If we experience delays in obtaining approval or if we fail to obtain approval of any current or future product candidates we may develop, the commercial prospects for those product candidates may be harmed.

Obtaining and maintaining marketing approval of our current and future product candidates in one jurisdiction does not mean that we will be successful in obtaining marketing approval of our current and future product candidates in other jurisdictions.

Obtaining and maintaining marketing approval of our current and future product candidates in one jurisdiction does not guarantee that we will be able to obtain or maintain marketing approval in any other jurisdiction, while a failure or delay in obtaining marketing approval in one jurisdiction may have a negative effect on the marketing approval process in others. For example, even if the FDA grants marketing approval of a product candidate, comparable regulatory authorities in foreign jurisdictions must also approve the manufacturing, marketing and promotion of the product candidate in those countries. Approval procedures vary among jurisdictions and can involve requirements and administrative review periods different from, and greater than, those in the United States, including additional preclinical studies or clinical trials as clinical studies conducted in one jurisdiction may not be accepted by regulatory authorities in other jurisdictions. In many jurisdictions outside the United States, a product candidate must be approved for reimbursement before it can be approved for sale in that jurisdiction. In some cases, the price that we may charge for our products is also subject to approval.

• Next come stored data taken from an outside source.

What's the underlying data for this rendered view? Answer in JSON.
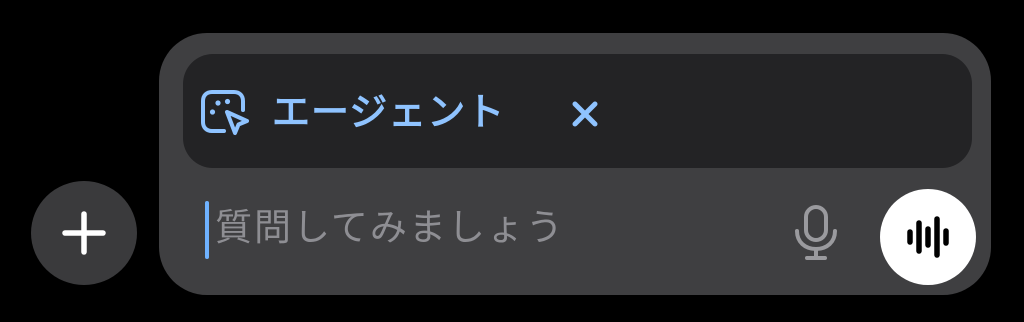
{
  "colors": {
    "page_background": "#000000",
    "composer_background": "#3f3f41",
    "agent_card_background": "#232325",
    "plus_button_background": "#3a3a3c",
    "accent_blue": "#8fc3ff",
    "caret": "#6fb2ff",
    "placeholder_text": "#8e8e93",
    "icon_gray": "#9a9a9e",
    "voice_button_background": "#ffffff",
    "voice_icon": "#000000"
  },
  "buttons": {
    "plus": {
      "icon": "plus-icon"
    },
    "mic": {
      "icon": "microphone-icon"
    },
    "voice": {
      "icon": "voice-waveform-icon"
    }
  },
  "agent": {
    "label": "エージェント",
    "icon": "agent-cursor-icon",
    "close_icon": "close-icon"
  },
  "input": {
    "placeholder": "質問してみましょう",
    "value": ""
  }
}
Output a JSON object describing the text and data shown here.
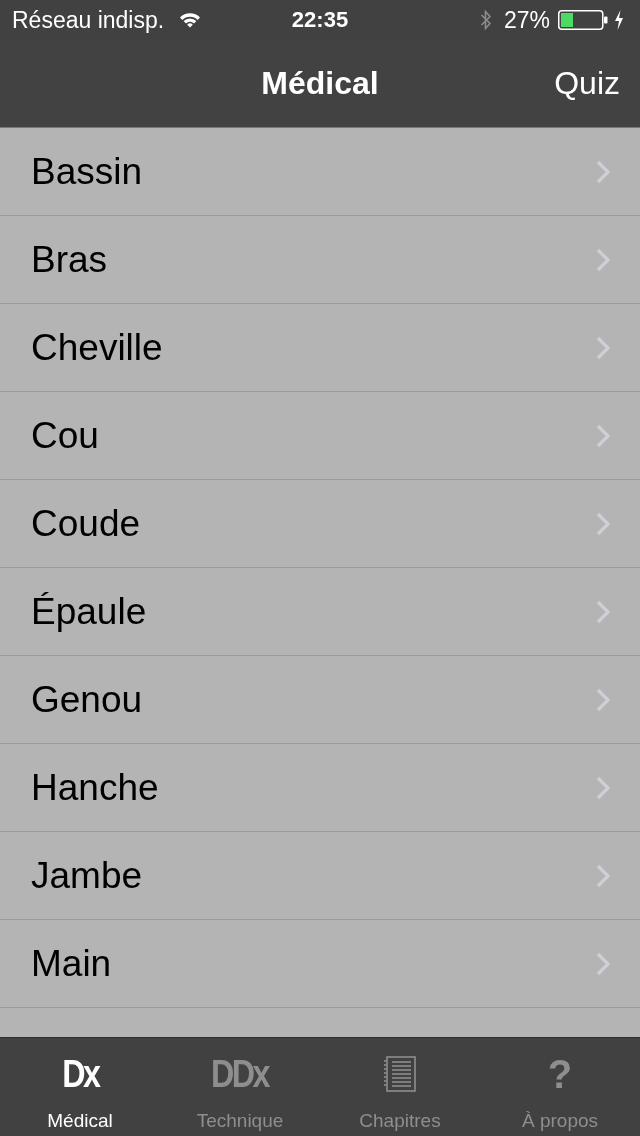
{
  "status_bar": {
    "carrier": "Réseau indisp.",
    "time": "22:35",
    "battery": "27%"
  },
  "nav_bar": {
    "title": "Médical",
    "right_button": "Quiz"
  },
  "list": {
    "items": [
      {
        "label": "Bassin"
      },
      {
        "label": "Bras"
      },
      {
        "label": "Cheville"
      },
      {
        "label": "Cou"
      },
      {
        "label": "Coude"
      },
      {
        "label": "Épaule"
      },
      {
        "label": "Genou"
      },
      {
        "label": "Hanche"
      },
      {
        "label": "Jambe"
      },
      {
        "label": "Main"
      }
    ]
  },
  "tab_bar": {
    "tabs": [
      {
        "label": "Médical",
        "selected": true,
        "kind": "glyph",
        "glyph": "Dx"
      },
      {
        "label": "Technique",
        "selected": false,
        "kind": "glyph",
        "glyph": "DDx"
      },
      {
        "label": "Chapitres",
        "selected": false,
        "kind": "notebook"
      },
      {
        "label": "À propos",
        "selected": false,
        "kind": "glyph",
        "glyph": "?"
      }
    ]
  }
}
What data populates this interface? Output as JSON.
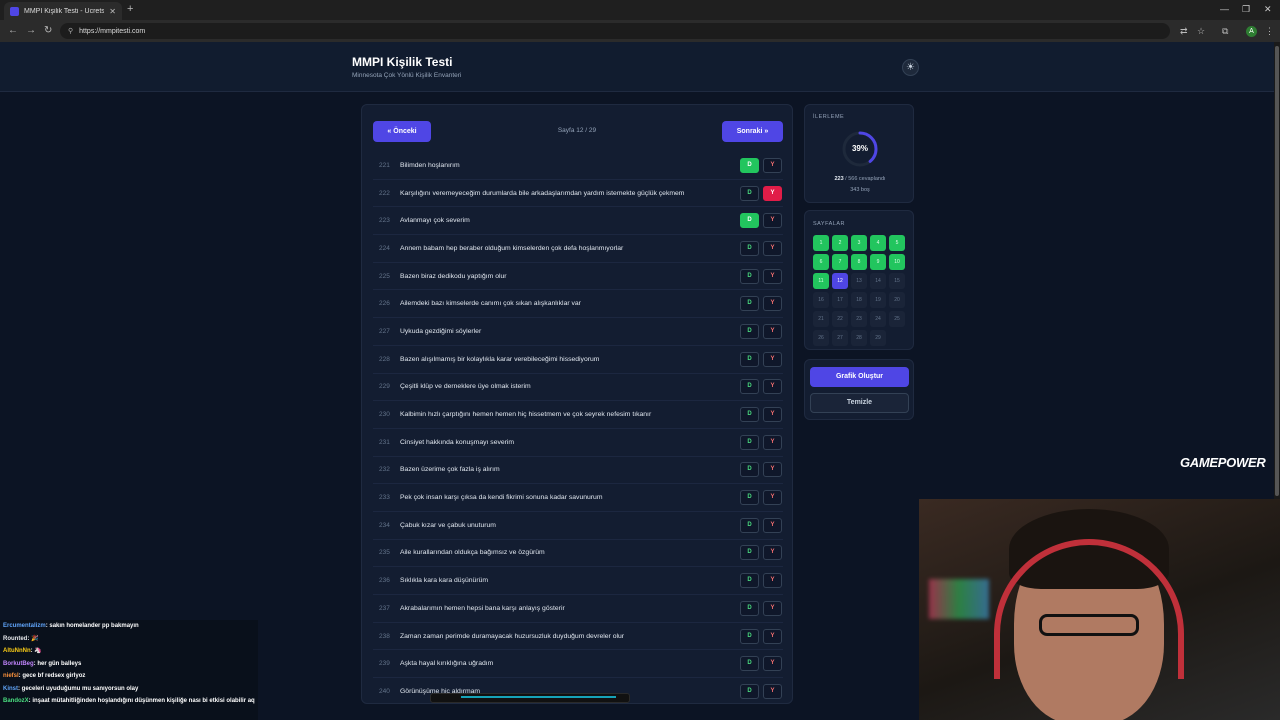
{
  "browser": {
    "tab_title": "MMPI Kişilik Testi - Ücretsiz Onl...",
    "url": "https://mmpitesti.com"
  },
  "app": {
    "title": "MMPI Kişilik Testi",
    "subtitle": "Minnesota Çok Yönlü Kişilik Envanteri",
    "theme_icon": "sun-icon"
  },
  "nav": {
    "prev_label": "« Önceki",
    "next_label": "Sonraki »",
    "page_indicator": "Sayfa 12 / 29"
  },
  "answer_labels": {
    "yes": "D",
    "no": "Y"
  },
  "questions": [
    {
      "num": "221",
      "text": "Bilimden hoşlanırım",
      "answer": "D"
    },
    {
      "num": "222",
      "text": "Karşılığını veremeyeceğim durumlarda bile arkadaşlarımdan yardım istemekte güçlük çekmem",
      "answer": "Y"
    },
    {
      "num": "223",
      "text": "Avlanmayı çok severim",
      "answer": "D"
    },
    {
      "num": "224",
      "text": "Annem babam hep beraber olduğum kimselerden çok defa hoşlanmıyorlar",
      "answer": ""
    },
    {
      "num": "225",
      "text": "Bazen biraz dedikodu yaptığım olur",
      "answer": ""
    },
    {
      "num": "226",
      "text": "Ailemdeki bazı kimselerde canımı çok sıkan alışkanlıklar var",
      "answer": ""
    },
    {
      "num": "227",
      "text": "Uykuda gezdiğimi söylerler",
      "answer": ""
    },
    {
      "num": "228",
      "text": "Bazen alışılmamış bir kolaylıkla karar verebileceğimi hissediyorum",
      "answer": ""
    },
    {
      "num": "229",
      "text": "Çeşitli klüp ve derneklere üye olmak isterim",
      "answer": ""
    },
    {
      "num": "230",
      "text": "Kalbimin hızlı çarptığını hemen hemen hiç hissetmem ve çok seyrek nefesim tıkanır",
      "answer": ""
    },
    {
      "num": "231",
      "text": "Cinsiyet hakkında konuşmayı severim",
      "answer": ""
    },
    {
      "num": "232",
      "text": "Bazen üzerime çok fazla iş alırım",
      "answer": ""
    },
    {
      "num": "233",
      "text": "Pek çok insan karşı çıksa da kendi fikrimi sonuna kadar savunurum",
      "answer": ""
    },
    {
      "num": "234",
      "text": "Çabuk kızar ve çabuk unuturum",
      "answer": ""
    },
    {
      "num": "235",
      "text": "Aile kurallarından oldukça bağımsız ve özgürüm",
      "answer": ""
    },
    {
      "num": "236",
      "text": "Sıklıkla kara kara düşünürüm",
      "answer": ""
    },
    {
      "num": "237",
      "text": "Akrabalarımın hemen hepsi bana karşı anlayış gösterir",
      "answer": ""
    },
    {
      "num": "238",
      "text": "Zaman zaman perimde duramayacak huzursuzluk duyduğum devreler olur",
      "answer": ""
    },
    {
      "num": "239",
      "text": "Aşkta hayal kırıklığına uğradım",
      "answer": ""
    },
    {
      "num": "240",
      "text": "Görünüşüme hiç aldırmam",
      "answer": ""
    }
  ],
  "progress": {
    "label": "İLERLEME",
    "percent_text": "39%",
    "fraction": 0.39,
    "answered": "223",
    "answered_suffix": "/ 566 cevaplandı",
    "empty_text": "343 boş",
    "ring_color": "#4f46e5"
  },
  "pages": {
    "label": "SAYFALAR",
    "items": [
      {
        "n": "1",
        "state": "done"
      },
      {
        "n": "2",
        "state": "done"
      },
      {
        "n": "3",
        "state": "done"
      },
      {
        "n": "4",
        "state": "done"
      },
      {
        "n": "5",
        "state": "done"
      },
      {
        "n": "6",
        "state": "done"
      },
      {
        "n": "7",
        "state": "done"
      },
      {
        "n": "8",
        "state": "done"
      },
      {
        "n": "9",
        "state": "done"
      },
      {
        "n": "10",
        "state": "done"
      },
      {
        "n": "11",
        "state": "done"
      },
      {
        "n": "12",
        "state": "current"
      },
      {
        "n": "13",
        "state": "todo"
      },
      {
        "n": "14",
        "state": "todo"
      },
      {
        "n": "15",
        "state": "todo"
      },
      {
        "n": "16",
        "state": "todo"
      },
      {
        "n": "17",
        "state": "todo"
      },
      {
        "n": "18",
        "state": "todo"
      },
      {
        "n": "19",
        "state": "todo"
      },
      {
        "n": "20",
        "state": "todo"
      },
      {
        "n": "21",
        "state": "todo"
      },
      {
        "n": "22",
        "state": "todo"
      },
      {
        "n": "23",
        "state": "todo"
      },
      {
        "n": "24",
        "state": "todo"
      },
      {
        "n": "25",
        "state": "todo"
      },
      {
        "n": "26",
        "state": "todo"
      },
      {
        "n": "27",
        "state": "todo"
      },
      {
        "n": "28",
        "state": "todo"
      },
      {
        "n": "29",
        "state": "todo"
      }
    ]
  },
  "actions": {
    "chart_label": "Grafik Oluştur",
    "clear_label": "Temizle"
  },
  "overlay": {
    "brand": "GAMEPOWER",
    "chat": [
      {
        "user": "Ercumentalizm",
        "color": "#60a5fa",
        "msg": ": sakın homelander pp bakmayın"
      },
      {
        "user": "Rounted",
        "color": "#e5e7eb",
        "msg": ": 🎉"
      },
      {
        "user": "AltuNnNn",
        "color": "#facc15",
        "msg": ": 🦄"
      },
      {
        "user": "BorkutBeg",
        "color": "#c084fc",
        "msg": ": her gün balleys"
      },
      {
        "user": "niefsl",
        "color": "#fb923c",
        "msg": ": gece bf redsex girlyoz"
      },
      {
        "user": "Kinst",
        "color": "#60a5fa",
        "msg": ": geceleri uyuduğumu mu sanıyorsun olay"
      },
      {
        "user": "BandozX",
        "color": "#4ade80",
        "msg": ": inşaat mütahitliğinden hoşlandığını düşünmen kişiliğe nası bi etkisi olabilir aq"
      }
    ]
  }
}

We may also submit marketing applications in other countries. Regulatory authorities in jurisdictions outside of the United States have requirements for approval of product candidates with which we must comply prior to marketing in those jurisdictions. Obtaining foreign marketing approvals and compliance with foreign regulatory requirements could result in significant delays, difficulties and costs for us and could delay or prevent the introduction of our products in certain countries. If we fail to comply with the regulatory requirements in international markets or receive applicable marketing approvals, our target market will be reduced and our ability to realize the full market potential of our product candidates will be harmed.